The highest turnover months were in Autumn and Winter, with Nov/Dec (43%) predictably the highest and Sept/Oct (24%) next.  Late Spring also is a good time for most (11% cited May).

The lowest turnover is hotly agreed to be August (48%) followed by Jan/Feb (35%).

Business’s markets:

59% of businesses keep client lists and 63% keep in regular contact with customers but only 9% have used their lists as a source of information to help their business.

I suspect all shops have a good idea of their customer base however without the need for research.  Their long residency means they know their customers’ tastes intuitively and indeed, they know most of their customers!

Some were happy to share knowledge in this area.  Most of our shoppers are young professionals, single or married and with children in the 35-45 age group.  (The census has the average age in Barnes as 38 and 30 in the two wards).  One shop noted that in the time that they have been trading here there has been a change in the demographic in that the older, loyal, reliable client has been replaced by younger families with less commitment to the village because they are likely to be more mobile in their home buying.  Also they are internet shoppers.  Most shops would say their clients are almost 100%  local but  some however have customers from outside Barnes, as far away as Kingston, Wimbledon and Chelsea and there are a number of tourists in the summer.  Similarly some claim their clients are 9o% female, others mixed.  Clearly, distance travelled and sex ratio depends on the product or service being offered.

Barnes Community Association

Whilst only 32% of the sample were members of the BCA, 68% said they read Prospect magazine (which pleased me because I write something about the shops in every edition!) and 67% felt that the BCA helped retailers in some way.  Only one business did not know of the BCA or Prospect.

Can the BCA do more for retailers?

This was an open ended question.  Some felt the Fair and late night at Christmas did not help traders much, but most had great enthusiasm, especially for the late night shopping and wanted more events including charity events.  There was a complaint that the BCA’s activities are concentrated around the High Street only and not dispersed throughout Barnes.  One suggestion was to create a professional network of all Barnes businesses so that those with shop frontages could benefit professional services and vice versa.  It was also said that the BCA can act as a pressure group on the local authority and that Prospect magazine should have a supplement entirely devoted to shops, carrying articles ranging from news, events, charity initiatives and also promotions, deals and offers.
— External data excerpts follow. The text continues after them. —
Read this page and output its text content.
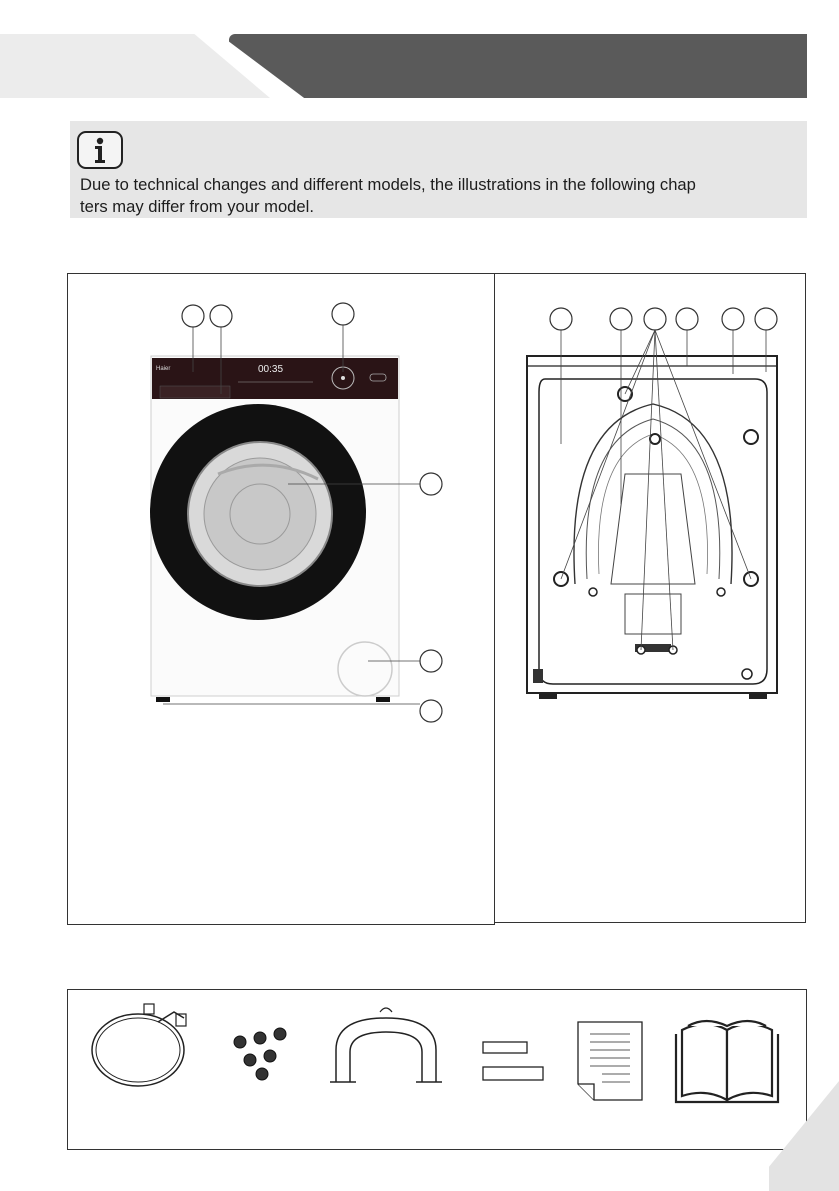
Due to technical changes and different models, the illustrations in the following chap
ters may differ from your model.
Haier	00:35
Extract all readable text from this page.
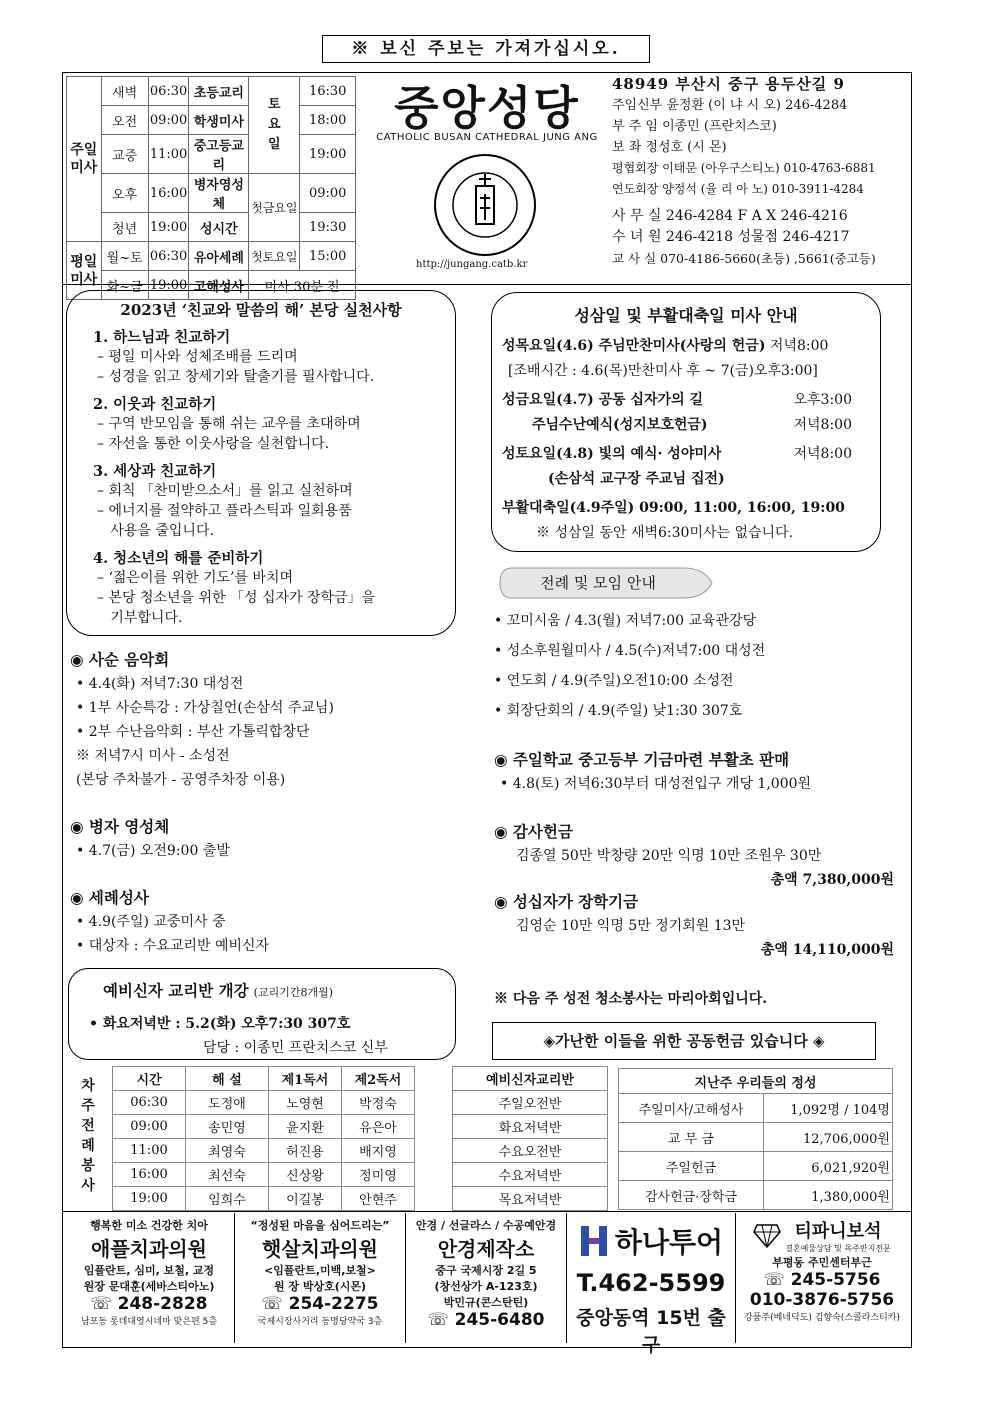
※ 보신 주보는 가져가십시오.
주일
미사	새벽	06:30	초등교리	토
요
일	16:30
	오전	09:00	학생미사		18:00
	교중	11:00	중고등교리		19:00
	오후	16:00	병자영성체	첫금요일	09:00
	청년	19:00	성시간		19:30
평일
미사	월~토	06:30	유아세례	첫토요일	15:00
	화~금	19:00	고해성사	미사 30분 전	
중앙성당
CATHOLIC BUSAN CATHEDRAL JUNG ANG
http://jungang.catb.kr
48949 부산시 중구 용두산길 9
주임신부 윤정환 (이 냐 시 오) 246-4284
부 주 임 이종민 (프란치스코)
보 좌 정성호 (시 몬)
평협회장 이태문 (아우구스티노) 010-4763-6881
연도회장 양정석 (율 리 아 노) 010-3911-4284
사 무 실 246-4284 F A X 246-4216
수 녀 원 246-4218 성물점 246-4217
교 사 실 070-4186-5660(초등) ,5661(중고등)
2023년 ‘친교와 말씀의 해’ 본당 실천사항
1. 하느님과 친교하기
– 평일 미사와 성체조배를 드리며
– 성경을 읽고 창세기와 탈출기를 필사합니다.
2. 이웃과 친교하기
– 구역 반모임을 통해 쉬는 교우를 초대하며
– 자선을 통한 이웃사랑을 실천합니다.
3. 세상과 친교하기
– 회칙 「찬미받으소서」를 읽고 실천하며
– 에너지를 절약하고 플라스틱과 일회용품
사용을 줄입니다.
4. 청소년의 해를 준비하기
– ‘젊은이를 위한 기도’를 바치며
– 본당 청소년을 위한 「성 십자가 장학금」을
기부합니다.
성삼일 및 부활대축일 미사 안내
성목요일(4.6) 주님만찬미사(사랑의 헌금) 저녁8:00
[조배시간 : 4.6(목)만찬미사 후 ~ 7(금)오후3:00]
성금요일(4.7) 공동 십자가의 길	오후3:00
주님수난예식(성지보호헌금)	저녁8:00
성토요일(4.8) 빛의 예식· 성야미사	저녁8:00
(손삼석 교구장 주교님 집전)
부활대축일(4.9주일) 09:00, 11:00, 16:00, 19:00
※ 성삼일 동안 새벽6:30미사는 없습니다.
전례 및 모임 안내
• 꼬미시움 / 4.3(월) 저녁7:00 교육관강당
• 성소후원월미사 / 4.5(수)저녁7:00 대성전
• 연도회 / 4.9(주일)오전10:00 소성전
• 회장단회의 / 4.9(주일) 낮1:30 307호
◉ 사순 음악회
• 4.4(화) 저녁7:30 대성전
• 1부 사순특강 : 가상칠언(손삼석 주교님)
• 2부 수난음악회 : 부산 가톨릭합창단
※ 저녁7시 미사 - 소성전
(본당 주차불가 - 공영주차장 이용)
◉ 병자 영성체
• 4.7(금) 오전9:00 출발
◉ 세례성사
• 4.9(주일) 교중미사 중
• 대상자 : 수요교리반 예비신자
◉ 주일학교 중고등부 기금마련 부활초 판매
• 4.8(토) 저녁6:30부터 대성전입구 개당 1,000원
◉ 감사헌금
김종열 50만 박창량 20만 익명 10만 조원우 30만
총액 7,380,000원
◉ 성십자가 장학기금
김영순 10만 익명 5만 정기회원 13만
총액 14,110,000원
예비신자 교리반 개강 (교리기간8개월)
• 화요저녁반 : 5.2(화) 오후7:30 307호
담당 : 이종민 프란치스코 신부
※ 다음 주 성전 청소봉사는 마리아회입니다.
◈가난한 이들을 위한 공동헌금 있습니다 ◈
차
주
전
례
봉
사
시간	해 설	제1독서	제2독서
06:30	도정애	노영현	박정숙
09:00	송민영	윤지환	유은아
11:00	최영숙	허진용	배지영
16:00	최선숙	신상왕	정미영
19:00	임희수	이길봉	안현주
예비신자교리반
주일오전반
화요저녁반
수요오전반
수요저녁반
목요저녁반
지난주 우리들의 정성	
주일미사/고해성사	1,092명 / 104명
교 무 금	12,706,000원
주일헌금	6,021,920원
감사헌금·장학금	1,380,000원
행복한 미소 건강한 치아
애플치과의원
임플란트, 심미, 보철, 교정
원장 문대훈(세바스티아노)
☏ 248-2828
남포동 롯데대영시네마 맞은편 5층
“정성된 마음을 심어드리는”
햇살치과의원
<임플란트,미백,보철>
원 장 박상호(시몬)
☏ 254-2275
국제시장사거리 동명당약국 3층
안경 / 선글라스 / 수공예안경
안경제작소
중구 국제시장 2길 5
(창선상가 A-123호)
박민규(콘스탄틴)
☏ 245-6480
하나투어
T.462-5599
중앙동역 15번 출구
티파니보석
결혼예물상담 및 목주반지전문
부평동 주민센터부근
☏ 245-5756
010-3876-5756
강품주(베네딕도) 김향숙(스콜라스티카)
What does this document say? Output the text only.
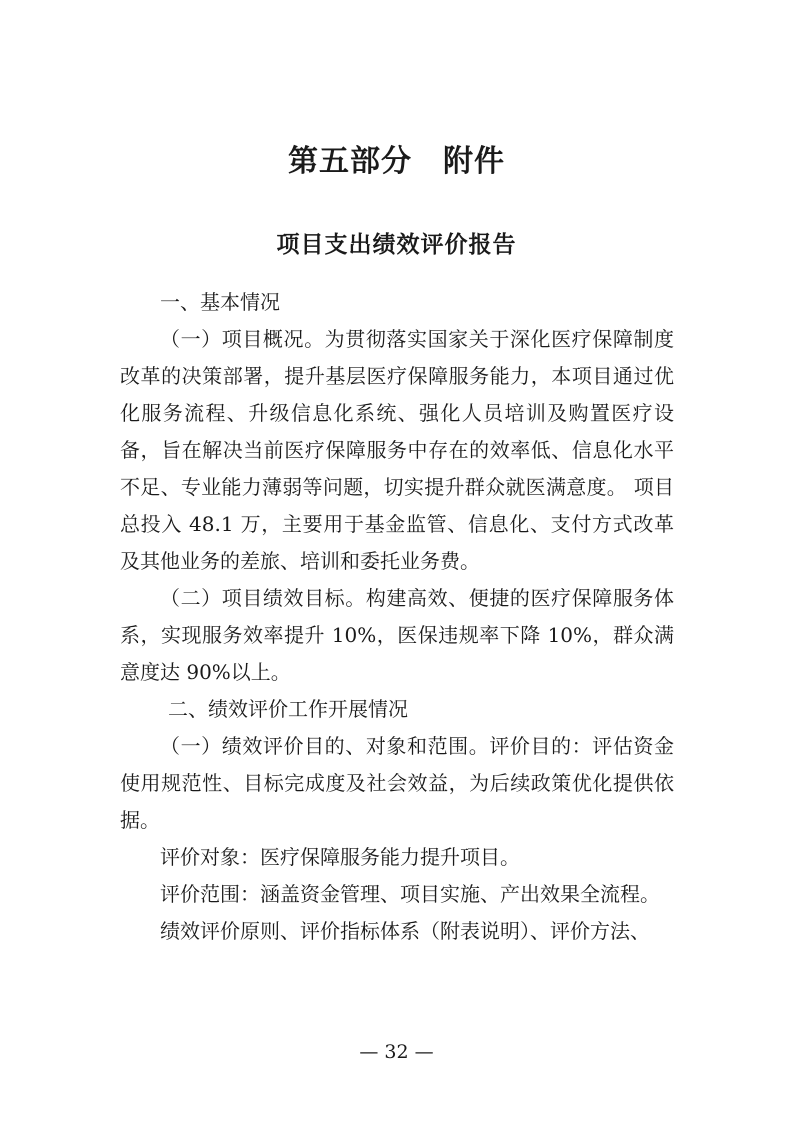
第五部分　附件
项目支出绩效评价报告

一、基本情况

（一）项目概况。为贯彻落实国家关于深化医疗保障制度改革的决策部署，提升基层医疗保障服务能力，本项目通过优化服务流程、升级信息化系统、强化人员培训及购置医疗设备，旨在解决当前医疗保障服务中存在的效率低、信息化水平不足、专业能力薄弱等问题，切实提升群众就医满意度。 项目总投入 48.1 万，主要用于基金监管、信息化、支付方式改革及其他业务的差旅、培训和委托业务费。

（二）项目绩效目标。构建高效、便捷的医疗保障服务体系，实现服务效率提升 10%，医保违规率下降 10%，群众满意度达 90%以上。

二、绩效评价工作开展情况

（一）绩效评价目的、对象和范围。评价目的：评估资金使用规范性、目标完成度及社会效益，为后续政策优化提供依据。

评价对象：医疗保障服务能力提升项目。

评价范围：涵盖资金管理、项目实施、产出效果全流程。

绩效评价原则、评价指标体系（附表说明）、评价方法、

— 32 —
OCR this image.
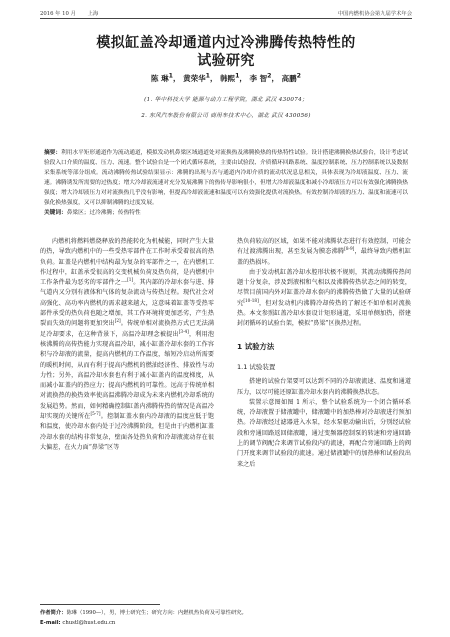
2016 年 10 月 上海	中国内燃机协会第九届学术年会
模拟缸盖冷却通道内过冷沸腾传热特性的
试验研究
陈 琳$^1$， 黄荣华$^1$， 韩熙$^1$， 李 智$^2$， 高鹏$^2$
(1. 华中科技大学 能源与动力工程学院，湖北 武汉 430074；
2. 东风汽车股份有限公司 商用车技术中心，湖北 武汉 430056)

摘要：利用水平矩形通道作为流动通道，模拟发动机鼻梁区域通道处对流换热及沸腾换热的传热特性试验。设计搭建沸腾换热试验台，设计考虑试验段入口介质的温度、压力、流速。整个试验台是一个闭式循环系统，主要由试验段、介质循环回路系统、温度控制系统、压力控制系统以及数据采集系统等部分组成。流动沸腾传热试验结果显示：沸腾的出现与否与通道内冷却介质的流动状况息息相关，具体表现为冷却液温度、压力、流速。沸腾诱发所需要的过热度；增大冷却液流速对充分发展沸腾下的热传导影响很小，但增大冷却液温度和减小冷却液压力可以有效强化沸腾换热强度；增大冷却液压力对对流换热几乎没有影响，但提高冷却液流速和温度可以有效强化提供对流换热。有效控制冷却液的压力、温度和流速可以强化换热强度，又可以抑制沸腾的过度发展。

关键词：鼻梁区；过冷沸腾；传热特性

内燃机将燃料燃烧释放的热能转化为机械能，同时产生大量的热，导致内燃机中的一些受热零部件在工作时承受着很高的热负荷。缸盖是内燃机中结构最为复杂的零部件之一，在内燃机工作过程中，缸盖承受很高的交变机械负荷及热负荷，是内燃机中工作条件最为恶劣的零部件之一[1]。其内部的冷却水套与进、排气道内又分别有液体和气体的复杂流动与传热过程。现代社会对高强化、高功率内燃机的需求越来越大，这意味着缸盖等受热零部件承受的热负荷也随之增加，其工作环境将更加恶劣，产生热裂而失效的问题将更加突出[2]。传统单相对流换热方式已无法满足冷却要求，在这种背景下，高温冷却理念被提出[3-4]，利用泡核沸腾的高传热能力实现高温冷却，减小缸盖冷却水套的工作容积与冷却液的流量，提高内燃机的工作温度，缩短冷启动所需要的暖机时间，从而有利于提高内燃机的燃油经济性、排放性与动力性；另外，高温冷却水套也有利于减小缸盖内的温度梯度，从而减小缸盖内的热应力；提高内燃机的可靠性。远高于传统单相对流换热的换热效率使高温沸腾冷却成为未来内燃机冷却系统的发展趋势。然而，如何精确控制缸盖内沸腾传热的情况是高温冷却实现的关键所在[5-7]。控制缸盖水套内冷却液的温度应低于饱和温度，使冷却水套内处于过冷沸腾阶段，但是由于内燃机缸盖冷却水套的结构非常复杂，壁面各处热负荷和冷却液流动存在很大偏差，在火力面“鼻梁”区等

热负荷较高的区域，如果不能对沸腾状态进行有效控制，可能会有过渡沸腾出现，甚至发展为膜态沸腾[8-9]，最终导致内燃机缸盖的热损坏。

由于发动机缸盖冷却水腔形状极不规则，其流动沸腾传热问题十分复杂，涉及到液相和气相以及沸腾传热状态之间的转变，尽管目前国内外对缸盖冷却水套内的沸腾传热做了大量的试验研究[10-18]，但对发动机内沸腾冷却传热的了解还不如单相对流换热。本文参照缸盖冷却水套设计矩形通道，采用单侧加热，搭建封闭循环的试验台架，模拟“鼻梁”区换热过程。

1 试验方法
1.1 试验装置

搭建的试验台架要可以达到不同的冷却液流速、温度和通道压力，以尽可能还原缸盖冷却水套内的沸腾换热状态。

装置示意图如图 1 所示，整个试验系统为一个闭合循环系统，冷却液置于储液罐中，储液罐中的加热棒对冷却液进行预加热。冷却液经过滤器进入水泵，经水泵驱动输出后，分别经试验段和旁通回路返回储液罐，通过变频器控制泵的转速和旁通回路上的调节阀配合来调节试验段内的流速，再配合旁通回路上的阀门开度来调节试验段的流速。通过储液罐中的加热棒和试验段出来之后

作者简介：陈琳（1990—），男，博士研究生；研究方向：内燃机热负荷及可靠性研究。

E-mail: chustl@hust.edu.cn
One in the sample owned his/her own shop.  The % is small in Barnes – probably about 7%.  Not many completed the questions about landlords.  Of those that did, two thirds thought the rents were not higher than they would be in a similar region in suburbia and most did not have any problems with landlords.

Other Comments

Parking is still a contentious issue.  Rent increases should be based on RPI (Retail Price Index).  Business rates are far too high.  Graffiti is a problem but the council are very efficient at removing it.

Suggestions for marketing individual shops or Barnes as a whole.

  • We should all shop in each others businesses (and there is a case for a traders’ loyalty card).
  • A winter version of Barnes Fair.
  • More events including charity events.
  • Parking – suggestions – too few bays, get rid of parking restrictions in August, free parking for an hour, do away with residents parking, better long saty parking.
  • Vacant shops should be dealt with.  They have an adverse affect upon the rest.  Rents should reflect the current market – they are too high.  There were suggestions for new shops – deli, quick lunch cafe, M and S, post office, more useful shops.
  • Castelnau pub is having a negative affect upon the area.
  • Social events for local businesses.
  • Liaising with the press for more publicity

And on a positive note:

  • White Hart Lane businesses feel pleased with the new shops and the good feel about the area.